Avec pas mal de difficultés, le processus éducatif en ligne a été lancé, les enfants qui vivent dans les territoires occupés peuvent même se joindre aux cours. « Pour l’avenir, la principale priorité est de fournir des conseils gratuits à ceux qui ont été forcés de quitter leur maison. Notre objectif est d’apprendre à nos personnes déplacées à formuler des demandes de subvention et à recevoir de l’argent », évoque Lyudmila.

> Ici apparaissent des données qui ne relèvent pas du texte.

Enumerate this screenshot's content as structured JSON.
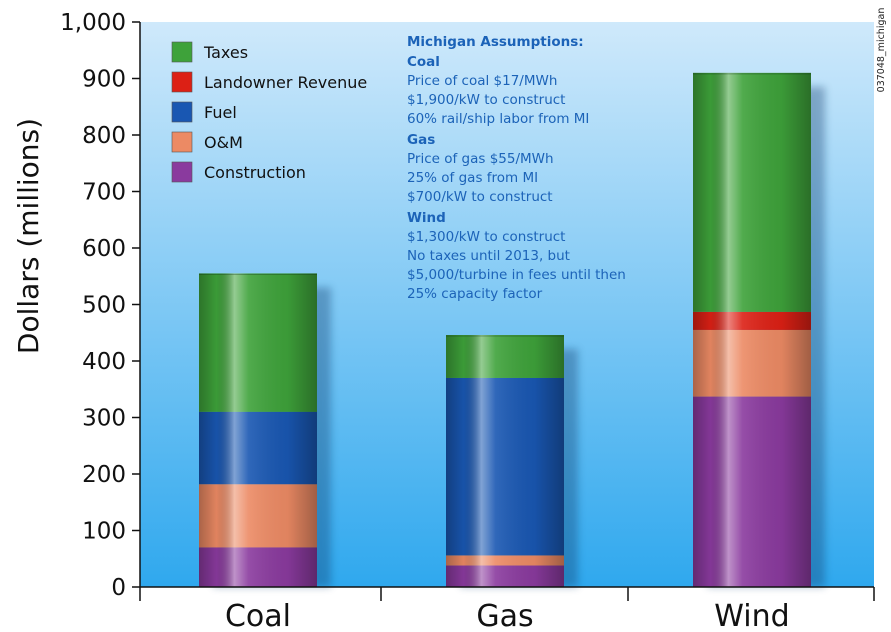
{
  "chart_data": {
    "type": "bar",
    "stacked": true,
    "ylabel": "Dollars (millions)",
    "ylim": [
      0,
      1000
    ],
    "yticks": [
      "0",
      "100",
      "200",
      "300",
      "400",
      "500",
      "600",
      "700",
      "800",
      "900",
      "1,000"
    ],
    "categories": [
      "Coal",
      "Gas",
      "Wind"
    ],
    "series": [
      {
        "name": "Construction",
        "color": "#8a3a9e",
        "values": [
          70,
          38,
          337
        ]
      },
      {
        "name": "O&M",
        "color": "#ec8a64",
        "values": [
          112,
          18,
          118
        ]
      },
      {
        "name": "Fuel",
        "color": "#1957b2",
        "values": [
          128,
          314,
          0
        ]
      },
      {
        "name": "Landowner Revenue",
        "color": "#dc2015",
        "values": [
          0,
          0,
          32
        ]
      },
      {
        "name": "Taxes",
        "color": "#3ea23a",
        "values": [
          245,
          76,
          423
        ]
      }
    ],
    "legend": {
      "position": "top-left",
      "entries": [
        "Taxes",
        "Landowner Revenue",
        "Fuel",
        "O&M",
        "Construction"
      ]
    },
    "annotation": {
      "title": "Michigan Assumptions:",
      "sections": [
        {
          "heading": "Coal",
          "lines": [
            "Price of coal $17/MWh",
            "$1,900/kW to construct",
            "60% rail/ship labor from MI"
          ]
        },
        {
          "heading": "Gas",
          "lines": [
            "Price of gas $55/MWh",
            "25% of gas from MI",
            "$700/kW to construct"
          ]
        },
        {
          "heading": "Wind",
          "lines": [
            "$1,300/kW to construct",
            "No taxes until 2013, but",
            "$5,000/turbine in fees until then",
            "25% capacity factor"
          ]
        }
      ]
    },
    "side_tag": "037048_michigan",
    "grid": false,
    "background_gradient": [
      "#cfe9fb",
      "#2fa8ee"
    ]
  }
}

Avant l’invasion à grande échelle, le couple Sirko organisait des repas quotidiens pour 500 enfants dans la colonie de vacances. Ils géraient une rotation de 38 cuisiniers. C’est ainsi que le couple a appris à faire marcher une cantine. Quand la famille est retournée à Zaporijjia, dans le même temps, trois jeunes cuisinières sont arrivées dans la ville. Alors le mari de Lyudmila a fondé une cantine sociale où travaillent essentiellement les personnes déplacées, en invitant aussi ces nouvelles venues.

« Nous avons fait une demande de subvention pour ouvrir une cantine sociale et, en attendant la réponse, nous avons visité tous les établissements de ce type à Zaporijjia. Nous avons goûté, nous avons analysé les prix. Aujourd’hui, à Zaporijjia, le niveau de vie de la population est très bas. Sur une population de plus de 700 000 habitants, 230 000 sont des personnes déplacées. Les conditions de vie de la population locale restent difficiles : de nombreuses entreprises ont quitté la ville, beaucoup sont fermées en raison des bombardements constants, et il n’y a plus de création d’emplois. Un autre groupe auquel nous avons prêté attention est celui des militaires en transit. Ils ont souvent besoin d’un repas rapide et bon marché », explique Lyudmila.

La cantine emploie aujourd’hui neuf Ukrainiens qui ont été obligés de quitter leurs maisons. Les prix sont plus qu’abordables: un repas complet coûte en moyenne 120 hryvnias (moins de 3 euros).
Mme Sirko assure que « si vous ne faites rien de vous-même, il ne faut pas espérer d’aide, car personne ne croira en vous. Il faut se lancer et l’aide viendra. La victoire dépend de chacun d’entre nous. Alors, les projets sociaux sont de bons moyens pour s’en rapprocher».